Where Rica does regulate, there are five main constitutional flaws:
- First – and this is a fundamental problem – the target of the interception order is never informed of the order, even after the period of interception has ended and even after any investigation has been concluded.
It is like a search warrant that is executed at your home while you are away, but you are never informed and everything is put back very carefully so you never know it happened.
Because of this, we argue, the target of an interception order is never granted the opportunity to test whether the intrusion was lawfully approved – and on the basis of a reasonable suspicion.
It would defeat the purpose of interception if the targets knew they were being monitored, but we argue that once the need for secrecy has passed, targets of interception should be informed and given the right to challenge the order in retrospect.
- The second constitutional flaw concerns the Act’s silence on the correct procedure to be followed when state officials are examining, copying, sharing, sorting through, using, destroying and/or storing the data obtained from the interceptions.
Scooping up someone’s communications is an intimate violation of their privacy, but there are no legal safeguards concerning what happens with the data, who may have access to it and what they can do with it.
Where the interception is found to be irrelevant or of no probative value, there is no certifiable procedure for the data to be destroyed.
- *The third constitutional flaw concerns mandatory data retention by telecommunications service providers. The Act requires that private companies must keep metadata – the who, when, where of communications, but not the content – for at least three years. But it does not provide for any oversight mechanisms to control access to, and ensure the protection of, that information.
- The fourth constitutional flaw concerns deficiencies in the regime for oversight by the retired judge nominated to rule on interception applications, including that there is no adversarial process under Rica when applications are considered.
- The fifth constitutional flaw concerns the failure adequately to protect those targets of interception that have a legal duty to protect the confidentiality of communications and sources, such as lawyers and journalists.
There is a second category of problems with Rica, in that it does not regulate certain kinds of interception.

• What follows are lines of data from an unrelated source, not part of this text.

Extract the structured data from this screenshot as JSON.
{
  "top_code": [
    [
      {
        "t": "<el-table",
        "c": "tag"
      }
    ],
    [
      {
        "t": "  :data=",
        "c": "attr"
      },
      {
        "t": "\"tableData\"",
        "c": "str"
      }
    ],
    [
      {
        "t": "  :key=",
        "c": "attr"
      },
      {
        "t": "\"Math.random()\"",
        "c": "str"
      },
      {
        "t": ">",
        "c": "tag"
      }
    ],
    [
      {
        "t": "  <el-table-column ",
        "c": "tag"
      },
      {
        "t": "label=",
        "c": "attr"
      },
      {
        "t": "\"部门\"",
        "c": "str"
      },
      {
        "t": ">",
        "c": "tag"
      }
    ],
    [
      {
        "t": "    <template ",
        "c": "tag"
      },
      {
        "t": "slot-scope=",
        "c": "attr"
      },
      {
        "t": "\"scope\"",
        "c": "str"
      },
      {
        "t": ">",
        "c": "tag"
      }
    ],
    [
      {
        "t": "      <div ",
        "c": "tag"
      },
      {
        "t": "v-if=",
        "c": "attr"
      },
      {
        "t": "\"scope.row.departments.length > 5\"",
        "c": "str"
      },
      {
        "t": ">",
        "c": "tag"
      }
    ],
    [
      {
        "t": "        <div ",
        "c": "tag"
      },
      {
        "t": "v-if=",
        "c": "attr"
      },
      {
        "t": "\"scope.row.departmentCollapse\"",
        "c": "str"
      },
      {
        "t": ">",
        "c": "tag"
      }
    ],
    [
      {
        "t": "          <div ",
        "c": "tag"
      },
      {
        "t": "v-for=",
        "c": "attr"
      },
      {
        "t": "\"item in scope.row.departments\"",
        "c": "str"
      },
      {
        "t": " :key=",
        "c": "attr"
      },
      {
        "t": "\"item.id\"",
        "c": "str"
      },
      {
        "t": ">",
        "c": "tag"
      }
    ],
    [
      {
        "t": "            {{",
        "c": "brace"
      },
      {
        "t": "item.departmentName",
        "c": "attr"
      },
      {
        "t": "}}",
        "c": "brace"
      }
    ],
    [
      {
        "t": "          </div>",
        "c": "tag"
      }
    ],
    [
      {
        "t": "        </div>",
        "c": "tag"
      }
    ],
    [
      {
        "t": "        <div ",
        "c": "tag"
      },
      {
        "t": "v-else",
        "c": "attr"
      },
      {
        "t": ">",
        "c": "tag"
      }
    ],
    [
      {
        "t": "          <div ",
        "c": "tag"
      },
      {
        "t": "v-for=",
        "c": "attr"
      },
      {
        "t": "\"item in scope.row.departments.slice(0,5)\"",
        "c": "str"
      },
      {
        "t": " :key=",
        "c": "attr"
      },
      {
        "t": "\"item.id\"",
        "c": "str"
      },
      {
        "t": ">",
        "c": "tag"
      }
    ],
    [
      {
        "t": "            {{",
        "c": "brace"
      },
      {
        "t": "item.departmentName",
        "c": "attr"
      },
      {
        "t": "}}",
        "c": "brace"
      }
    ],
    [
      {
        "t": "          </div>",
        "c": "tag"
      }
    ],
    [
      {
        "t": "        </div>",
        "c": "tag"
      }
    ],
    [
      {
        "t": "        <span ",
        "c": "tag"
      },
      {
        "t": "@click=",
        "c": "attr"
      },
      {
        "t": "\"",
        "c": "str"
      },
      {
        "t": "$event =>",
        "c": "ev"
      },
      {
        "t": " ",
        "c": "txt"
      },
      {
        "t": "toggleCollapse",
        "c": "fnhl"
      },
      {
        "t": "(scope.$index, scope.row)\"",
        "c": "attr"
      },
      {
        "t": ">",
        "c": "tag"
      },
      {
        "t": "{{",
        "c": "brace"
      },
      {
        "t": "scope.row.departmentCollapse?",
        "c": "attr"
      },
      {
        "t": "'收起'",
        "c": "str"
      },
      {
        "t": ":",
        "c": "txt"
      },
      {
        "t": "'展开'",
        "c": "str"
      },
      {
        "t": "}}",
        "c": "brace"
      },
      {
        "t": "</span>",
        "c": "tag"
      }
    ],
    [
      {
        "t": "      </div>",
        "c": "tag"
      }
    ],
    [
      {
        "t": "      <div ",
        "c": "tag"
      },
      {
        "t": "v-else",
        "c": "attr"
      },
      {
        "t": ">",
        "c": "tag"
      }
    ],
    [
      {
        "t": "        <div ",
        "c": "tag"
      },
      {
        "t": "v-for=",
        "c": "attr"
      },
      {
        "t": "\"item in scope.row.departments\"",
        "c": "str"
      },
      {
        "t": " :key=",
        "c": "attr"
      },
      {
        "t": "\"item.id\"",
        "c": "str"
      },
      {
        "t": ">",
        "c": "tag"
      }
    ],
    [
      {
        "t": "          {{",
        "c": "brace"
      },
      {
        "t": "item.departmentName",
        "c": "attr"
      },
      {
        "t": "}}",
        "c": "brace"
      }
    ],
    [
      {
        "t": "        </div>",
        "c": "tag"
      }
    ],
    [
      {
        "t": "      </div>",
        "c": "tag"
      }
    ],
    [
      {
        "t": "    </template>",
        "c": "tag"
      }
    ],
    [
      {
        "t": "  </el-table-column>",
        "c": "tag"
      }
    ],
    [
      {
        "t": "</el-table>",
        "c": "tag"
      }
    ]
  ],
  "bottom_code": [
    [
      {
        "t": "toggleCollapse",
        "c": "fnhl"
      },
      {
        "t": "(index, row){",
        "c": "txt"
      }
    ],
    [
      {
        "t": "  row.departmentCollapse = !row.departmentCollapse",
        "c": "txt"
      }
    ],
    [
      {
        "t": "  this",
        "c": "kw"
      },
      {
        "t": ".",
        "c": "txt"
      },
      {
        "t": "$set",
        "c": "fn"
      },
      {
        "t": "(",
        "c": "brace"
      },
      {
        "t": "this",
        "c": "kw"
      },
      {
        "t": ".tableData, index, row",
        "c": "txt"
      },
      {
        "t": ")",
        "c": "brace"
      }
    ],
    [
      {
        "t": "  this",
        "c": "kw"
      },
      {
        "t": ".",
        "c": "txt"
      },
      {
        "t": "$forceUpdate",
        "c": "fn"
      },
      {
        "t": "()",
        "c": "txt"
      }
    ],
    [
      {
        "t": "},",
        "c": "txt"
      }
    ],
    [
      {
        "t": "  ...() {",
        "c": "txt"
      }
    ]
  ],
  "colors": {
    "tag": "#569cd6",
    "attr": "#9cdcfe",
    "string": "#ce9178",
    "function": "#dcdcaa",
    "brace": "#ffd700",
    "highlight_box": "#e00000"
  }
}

- The law is under-inclusive because it does not cater for the regulation of “bulk interception”. Bulk interception is what is termed “environmental scanning”, which uses computers to scan massive flows of data, rather than targeting identified persons.
The scanning will flag and save communication that contains key-words or numbers or other kinds of electronic signatures that are of interest to the intelligence community. This material is then available for further scrutiny.
- Second, Rica is under-inclusive because it does not provide any approval mechanism regarding interception or surveillance of “foreign signals”.
According to the practice of the intelligence community, this communication is monitored without any warrant.
Where any part of the communication occurs via a system that is outside the borders of the Republic, that is defined as foreign and treated as “fair game” for surveillance.
Communications infrastructure has globalised to the point where it hardly makes sense to distinguish between local and foreign.
This directly affects citizens not only where one party to a communication is located in South Africa and one outside, but also where both are located in South Africa and using a foreign network, such as Gmail.
Finally, we are not arguing that the interception of communications is, in all circumstances, unconstitutional and impermissible.
It remains a vital intelligence-gathering and policing tool.
But we say that because the interception and surveillance inevitably limit fundamental rights, such as privacy, it is essential that these procedures be subject to a series of stringent checks and balances.
The founding papers were served on the ministers of justice, police, state security and communications, as well as other interested parties, this week.